An increase in the feed starch content in feed decreases the pH and increases the LPS activity in the ruminal fluid (Plaizier, Khafipour, Li, Gozho, & Krause, 2012). In this study, the concentrate feed comprised at least 90% of the consumed feed in both the groups and aNDFom comprised no more than 30%; no significant difference was found between the groups. Zebeli, Metzler‐Zebil, and Ametaj (2012) reported that if the proportion of concentrate feed consumed by dairy cattle is at least 35% or if the proportion of NDF in the feed is 44.7% or less, the LPS activity in the rumen fluid will increase. As no findings pertaining to SARA in the Japanese Black fattening steer have been reported, the breakpoint of the factors affecting the ruminal fluid pH and LPS activity remain unclear. Furthermore, during the fattening of Japanese Black steer, the proportion of the supplied concentrate feed ranges from 80% to over 85% (National Agriculture and Food Research Organization (NARO), 2009), and therefore, it is difficult to compare the findings with those of the dairy cattle (Zebeli et al., 2012). In this study, the substitution of 10% of the concentrate feed with KP had an effect on the amount of starch and aNDFom consumed. However, steers still intake large quantities of starch and small quantities of NDF. This was considered to be the reason for no effect on the ruminal fluid pH or LPS activity. In future, the effect of KP addition during the early period (when the proportion of concentrate feed supplied is low) and middle period of fattening (when the roughage‐to‐concentrate ratio in the feed supplied fluctuates) both need to be further explored.

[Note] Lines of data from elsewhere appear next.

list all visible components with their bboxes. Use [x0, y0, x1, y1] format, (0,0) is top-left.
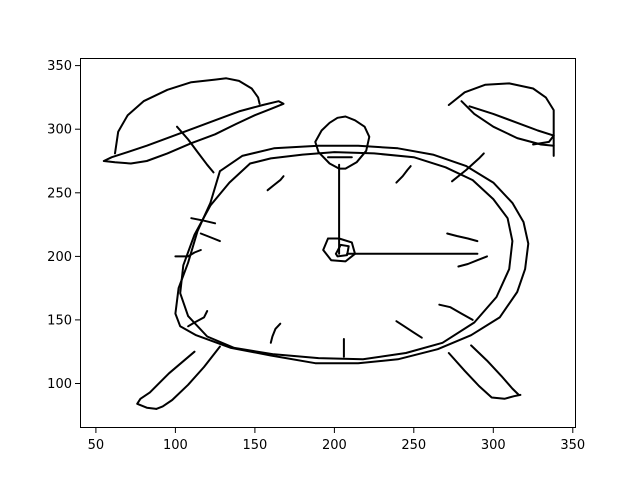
stroke-series-14 — [174, 249, 202, 258]
stroke-series-16 — [187, 310, 209, 328]
x-tick-label-50: 50 — [88, 438, 105, 453]
stroke-series-1 — [102, 100, 285, 165]
y-tick-label-100: 100 — [47, 377, 72, 392]
stroke-series-28 — [136, 350, 196, 410]
x-tick-label-250: 250 — [401, 438, 426, 453]
stroke-series-21 — [457, 255, 488, 268]
axes-frame — [80, 58, 576, 428]
x-tick-label-150: 150 — [242, 438, 267, 453]
y-tick-label-350: 350 — [47, 59, 72, 74]
stroke-series-4 — [460, 100, 555, 147]
y-tick-label-250: 250 — [47, 186, 72, 201]
stroke-series-29 — [155, 345, 221, 410]
stroke-series-24 — [266, 175, 285, 192]
x-tick-label-100: 100 — [163, 438, 188, 453]
y-tick-label-150: 150 — [47, 313, 72, 328]
stroke-series-9 — [174, 144, 530, 365]
y-tick-label-200: 200 — [47, 250, 72, 265]
stroke-series-3 — [176, 125, 215, 174]
stroke-series-19 — [395, 320, 423, 339]
stroke-series-23 — [395, 165, 412, 184]
stroke-series-25 — [199, 232, 221, 243]
stroke-series-17 — [269, 322, 282, 344]
stroke-series-group — [102, 77, 555, 410]
stroke-series-5 — [447, 82, 555, 157]
y-axis-ticks: 100 150 200 250 300 350 — [47, 59, 80, 392]
stroke-series-20 — [438, 303, 474, 321]
y-tick-label-300: 300 — [47, 123, 72, 138]
stroke-series-7 — [451, 152, 485, 183]
axes-background — [80, 58, 576, 428]
x-tick-label-300: 300 — [481, 438, 506, 453]
x-tick-label-200: 200 — [322, 438, 347, 453]
stroke-series-31 — [470, 344, 520, 396]
x-tick-label-350: 350 — [560, 438, 585, 453]
stroke-series-22 — [446, 232, 479, 243]
stroke-series-10 — [314, 115, 371, 170]
stroke-series-2 — [114, 77, 261, 155]
stroke-series-26 — [322, 237, 356, 263]
stroke-series-30 — [447, 352, 522, 400]
stroke-series-15 — [190, 217, 217, 225]
x-axis-ticks: 50 100 150 200 250 300 350 — [88, 428, 585, 453]
stroke-series-6 — [468, 105, 555, 146]
stroke-series-27 — [334, 243, 350, 258]
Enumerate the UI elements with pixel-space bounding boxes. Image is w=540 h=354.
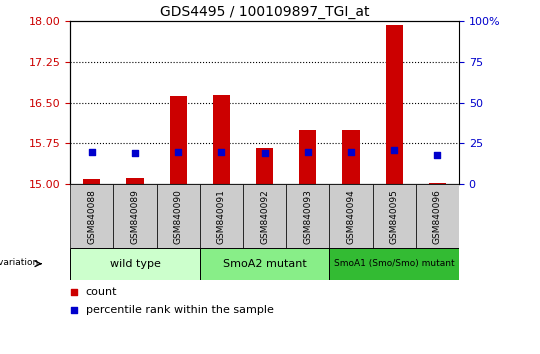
Bar bbox=[170, 96, 187, 184]
Point bbox=[390, 147, 399, 153]
Point bbox=[70, 307, 78, 313]
Text: GSM840096: GSM840096 bbox=[433, 189, 442, 244]
Text: GSM840091: GSM840091 bbox=[217, 189, 226, 244]
Text: SmoA1 (Smo/Smo) mutant: SmoA1 (Smo/Smo) mutant bbox=[334, 259, 455, 268]
Bar bbox=[83, 179, 100, 184]
FancyBboxPatch shape bbox=[329, 184, 373, 248]
FancyBboxPatch shape bbox=[243, 184, 286, 248]
FancyBboxPatch shape bbox=[416, 184, 459, 248]
Bar bbox=[299, 130, 316, 184]
Text: GSM840094: GSM840094 bbox=[347, 189, 355, 244]
Point bbox=[70, 289, 78, 295]
Point bbox=[87, 149, 96, 154]
Text: GSM840088: GSM840088 bbox=[87, 189, 96, 244]
FancyBboxPatch shape bbox=[113, 184, 157, 248]
Text: percentile rank within the sample: percentile rank within the sample bbox=[86, 305, 274, 315]
Text: GSM840093: GSM840093 bbox=[303, 189, 312, 244]
Text: SmoA2 mutant: SmoA2 mutant bbox=[222, 259, 307, 269]
Bar bbox=[342, 130, 360, 184]
Text: GSM840095: GSM840095 bbox=[390, 189, 399, 244]
Text: wild type: wild type bbox=[110, 259, 160, 269]
Bar bbox=[256, 148, 273, 184]
Point bbox=[174, 149, 183, 154]
Text: genotype/variation: genotype/variation bbox=[0, 258, 39, 267]
Point bbox=[131, 150, 139, 156]
Bar bbox=[213, 95, 230, 184]
FancyBboxPatch shape bbox=[286, 184, 329, 248]
Bar bbox=[126, 178, 144, 184]
FancyBboxPatch shape bbox=[70, 248, 200, 280]
Point bbox=[260, 150, 269, 156]
Point bbox=[433, 152, 442, 158]
Text: GSM840089: GSM840089 bbox=[131, 189, 139, 244]
FancyBboxPatch shape bbox=[200, 248, 329, 280]
Point bbox=[217, 149, 226, 154]
Text: GSM840090: GSM840090 bbox=[174, 189, 183, 244]
FancyBboxPatch shape bbox=[200, 184, 243, 248]
Text: GSM840092: GSM840092 bbox=[260, 189, 269, 244]
FancyBboxPatch shape bbox=[70, 184, 113, 248]
Point bbox=[347, 149, 355, 154]
Title: GDS4495 / 100109897_TGI_at: GDS4495 / 100109897_TGI_at bbox=[160, 5, 369, 19]
Bar bbox=[429, 183, 446, 184]
FancyBboxPatch shape bbox=[157, 184, 200, 248]
Point bbox=[303, 149, 312, 154]
Text: count: count bbox=[86, 287, 117, 297]
FancyBboxPatch shape bbox=[329, 248, 459, 280]
Bar bbox=[386, 25, 403, 184]
FancyBboxPatch shape bbox=[373, 184, 416, 248]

The death of microorganisms and production of LPS, which is a component of bacteria, are promoted by a decrease in the pH of ruminal fluid due to the oversupply of concentrate feed (Plaizier et al., 2012). The LPS released into the gastrointestinal tract is transferred to the blood vessels, where it might cause a systemic inflammatory reaction (Plaizier et al., 2008, 2012). In several studies, the LPS activity in the ruminal fluid and the plasma concentration of acute phase proteins (SAA, Hp, and LBP) are mutually related and are considered as inflammatory markers. For instance, a decrease in the ruminal fluid pH increases the activity of LPS in the ruminal fluid, and the concentration of SAA (Gozho, Krause, & Plaizier, 2006; Gozho et al., 2005; Khafipour, Krause, & Plaizier, 2009a), Hp (Gozho et al., 2005, 2006; Khafipour et al., 2009a), and LBP (Khafipour et al., 2009a) in the blood. However, it has also been reported that an increase in the activity of LPS in the ruminal fluid does not affect the blood concentration of the SAA, Hp, and LBP (Khafipour, Krause, & Plaizier, 2009b; Plaizier et al., 2014). These inconsistent findings regarding the relationship between LPS activity in the ruminal fluid and acute‐phase protein concentrations in the plasma may be due to the differing individual responses of rumen fluid LPS activity to the same feed (Hirabayashi et al., 2017). Furthermore, the reason for the transfer of ruminal fluid LPS to the bloodstream remains unclear. In this study, the addition of KP was not found to affect the activity of LPS in the ruminal fluid or the concentration of SAA and Hp in the plasma. At week 8, the plasma LBP concentration in the KP group increased significantly compared with that of the control group. It was conjectured that this was influenced by feeding KP as well as due to the differing individual responses.

The administration of KP as a substitute for a portion of concentrate feed exhibited no effect on the growth or feed efficiency of the Japanese Black fattening steer. Additionally, the addition of KP increased the A/P ratio in the rumen fluid, without affecting the ruminal fluid pH or LPS activity. The effect of increasing the proportion of KP addition during the early and middle phases of fattening needs to be further investigated.